SHANGHAI IND H's interim report shows that revenue for the first half of the year was HKD 9.476 billion, a year-on-year decrease of 8.6%; net profit attributable to shareholders was HKD 1.042 billion, a year-on-year decrease of 13.2%. Despite short-term performance being affected by the cyclical nature of the real estate business, the stock price has risen 195.8% since October 2022, and the proportion of southbound funds holding shares has increased to 5.9%. Long-term investors need to pay attention to the company's intrinsic value and avoid being disturbed by short-term "noise."
"If you don't plan to hold a stock for ten years, you shouldn't even think about holding it for ten minutes." This value investment maxim by Warren Buffett has been vividly confirmed in the stock price movement and capital flow of SHANGHAI IND H (00363).
According to Zhitong Finance APP, the stock price of SHANGHAI IND H began an upward trend after hitting a low of HKD 5.18 in October 2022, reaching a maximum of HKD 15.32 by August 2025, with a maximum increase of 195.8% during this period. The recognition from the capital side is also clear; since the beginning of this year, southbound funds have shown a generally upward trend in their holdings of SHANGHAI IND H, with the number of shares held exceeding 64 million in August, raising the holding ratio to 5.9%. The dual improvement of stock price and capital essentially reflects the market's "real money" vote, recognizing the company's long-term value across cycles.
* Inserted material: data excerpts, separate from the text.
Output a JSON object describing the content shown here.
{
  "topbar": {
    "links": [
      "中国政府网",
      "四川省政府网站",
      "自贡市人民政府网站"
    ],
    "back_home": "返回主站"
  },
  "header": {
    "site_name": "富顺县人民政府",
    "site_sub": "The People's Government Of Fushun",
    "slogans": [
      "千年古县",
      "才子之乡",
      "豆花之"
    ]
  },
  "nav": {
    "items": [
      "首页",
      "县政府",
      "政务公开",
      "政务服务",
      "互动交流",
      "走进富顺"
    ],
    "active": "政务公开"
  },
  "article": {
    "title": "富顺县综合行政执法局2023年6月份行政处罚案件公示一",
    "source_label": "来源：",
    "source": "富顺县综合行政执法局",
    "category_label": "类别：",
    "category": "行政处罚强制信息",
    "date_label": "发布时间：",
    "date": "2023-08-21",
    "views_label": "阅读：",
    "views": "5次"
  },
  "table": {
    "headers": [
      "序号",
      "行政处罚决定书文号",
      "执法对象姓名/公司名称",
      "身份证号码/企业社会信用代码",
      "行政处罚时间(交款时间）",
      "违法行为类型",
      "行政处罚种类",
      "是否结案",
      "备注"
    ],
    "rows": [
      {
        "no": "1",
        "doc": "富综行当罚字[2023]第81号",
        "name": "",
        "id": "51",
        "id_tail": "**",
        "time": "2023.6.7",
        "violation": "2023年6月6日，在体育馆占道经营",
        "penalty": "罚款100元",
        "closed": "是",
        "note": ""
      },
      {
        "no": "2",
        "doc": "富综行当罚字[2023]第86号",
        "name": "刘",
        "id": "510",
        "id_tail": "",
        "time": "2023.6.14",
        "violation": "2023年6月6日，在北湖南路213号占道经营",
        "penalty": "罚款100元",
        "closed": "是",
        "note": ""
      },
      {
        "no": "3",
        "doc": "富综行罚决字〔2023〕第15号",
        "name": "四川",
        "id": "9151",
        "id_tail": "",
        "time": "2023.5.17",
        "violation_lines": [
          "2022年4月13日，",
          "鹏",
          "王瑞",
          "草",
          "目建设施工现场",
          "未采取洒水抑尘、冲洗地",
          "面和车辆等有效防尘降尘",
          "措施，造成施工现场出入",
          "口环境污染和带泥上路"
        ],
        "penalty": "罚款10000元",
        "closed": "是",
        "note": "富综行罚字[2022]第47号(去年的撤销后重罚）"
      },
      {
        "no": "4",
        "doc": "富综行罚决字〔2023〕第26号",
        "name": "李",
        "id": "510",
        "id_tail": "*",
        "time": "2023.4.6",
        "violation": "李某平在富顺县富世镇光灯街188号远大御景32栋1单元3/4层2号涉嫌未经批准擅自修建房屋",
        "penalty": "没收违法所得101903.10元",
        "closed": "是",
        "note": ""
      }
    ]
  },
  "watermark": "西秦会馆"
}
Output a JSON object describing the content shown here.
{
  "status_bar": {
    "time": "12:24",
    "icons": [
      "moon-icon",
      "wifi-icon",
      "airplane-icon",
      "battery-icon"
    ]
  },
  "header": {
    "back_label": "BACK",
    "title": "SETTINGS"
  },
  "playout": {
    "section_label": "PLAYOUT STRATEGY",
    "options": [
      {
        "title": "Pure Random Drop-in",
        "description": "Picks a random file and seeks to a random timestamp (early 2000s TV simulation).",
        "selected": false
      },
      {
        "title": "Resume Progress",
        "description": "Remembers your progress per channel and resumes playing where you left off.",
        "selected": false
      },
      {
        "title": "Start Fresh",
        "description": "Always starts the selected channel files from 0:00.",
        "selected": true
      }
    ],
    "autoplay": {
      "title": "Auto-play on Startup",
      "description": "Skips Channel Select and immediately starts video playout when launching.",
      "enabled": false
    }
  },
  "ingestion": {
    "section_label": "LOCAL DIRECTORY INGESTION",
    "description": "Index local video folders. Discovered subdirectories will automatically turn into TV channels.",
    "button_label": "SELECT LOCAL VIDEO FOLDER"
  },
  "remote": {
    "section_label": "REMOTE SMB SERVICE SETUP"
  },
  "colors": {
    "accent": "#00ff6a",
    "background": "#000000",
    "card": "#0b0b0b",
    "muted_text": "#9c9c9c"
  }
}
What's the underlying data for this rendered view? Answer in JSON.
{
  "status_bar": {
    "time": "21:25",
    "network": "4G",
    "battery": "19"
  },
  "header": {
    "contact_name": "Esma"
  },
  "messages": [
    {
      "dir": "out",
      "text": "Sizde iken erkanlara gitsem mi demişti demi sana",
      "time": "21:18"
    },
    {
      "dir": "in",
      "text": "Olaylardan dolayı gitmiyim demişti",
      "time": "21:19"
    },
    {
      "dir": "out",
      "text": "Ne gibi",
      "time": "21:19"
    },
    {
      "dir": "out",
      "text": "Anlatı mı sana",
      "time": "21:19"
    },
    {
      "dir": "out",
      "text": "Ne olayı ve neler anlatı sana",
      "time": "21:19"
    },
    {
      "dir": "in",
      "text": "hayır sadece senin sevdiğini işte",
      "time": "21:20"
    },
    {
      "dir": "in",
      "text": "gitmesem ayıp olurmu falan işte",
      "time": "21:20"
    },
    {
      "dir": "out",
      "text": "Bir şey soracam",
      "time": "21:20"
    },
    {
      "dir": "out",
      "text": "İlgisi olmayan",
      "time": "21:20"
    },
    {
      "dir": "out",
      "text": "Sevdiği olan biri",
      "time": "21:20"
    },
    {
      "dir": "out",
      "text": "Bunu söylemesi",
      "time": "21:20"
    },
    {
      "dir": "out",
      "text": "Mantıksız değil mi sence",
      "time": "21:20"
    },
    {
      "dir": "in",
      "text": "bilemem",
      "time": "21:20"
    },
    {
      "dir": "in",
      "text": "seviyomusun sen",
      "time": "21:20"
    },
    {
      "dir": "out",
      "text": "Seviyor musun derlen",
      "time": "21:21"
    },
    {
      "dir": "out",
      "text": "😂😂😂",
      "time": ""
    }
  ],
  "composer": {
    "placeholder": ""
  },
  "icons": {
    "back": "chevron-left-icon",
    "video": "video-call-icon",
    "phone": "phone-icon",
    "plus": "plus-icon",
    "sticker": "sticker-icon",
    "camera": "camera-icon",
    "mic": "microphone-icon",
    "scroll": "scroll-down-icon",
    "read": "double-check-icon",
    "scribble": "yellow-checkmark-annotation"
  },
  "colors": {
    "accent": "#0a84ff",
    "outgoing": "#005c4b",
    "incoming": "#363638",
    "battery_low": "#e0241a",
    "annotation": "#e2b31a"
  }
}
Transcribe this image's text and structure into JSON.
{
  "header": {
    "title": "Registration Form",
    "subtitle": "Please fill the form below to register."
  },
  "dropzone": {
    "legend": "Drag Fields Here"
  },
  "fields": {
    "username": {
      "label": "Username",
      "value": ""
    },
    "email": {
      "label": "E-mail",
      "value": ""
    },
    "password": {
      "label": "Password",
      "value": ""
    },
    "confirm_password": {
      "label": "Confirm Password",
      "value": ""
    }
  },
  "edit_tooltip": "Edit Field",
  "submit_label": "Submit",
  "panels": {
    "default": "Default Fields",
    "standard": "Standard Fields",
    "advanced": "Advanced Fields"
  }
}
Long-term investors can achieve such stable returns primarily by buying targets with long-term value at reasonable prices. Investors who initially positioned in SHANGHAI IND H recognized its diversified business's risk resistance and stable dividend expectations, which allowed them to seize this round of gains. Secondly, it is crucial to avoid "noise" interference during long-term holding. The so-called "noise" refers to information or factors that do not reflect the intrinsic value of the enterprise but can easily disrupt rational decision-making.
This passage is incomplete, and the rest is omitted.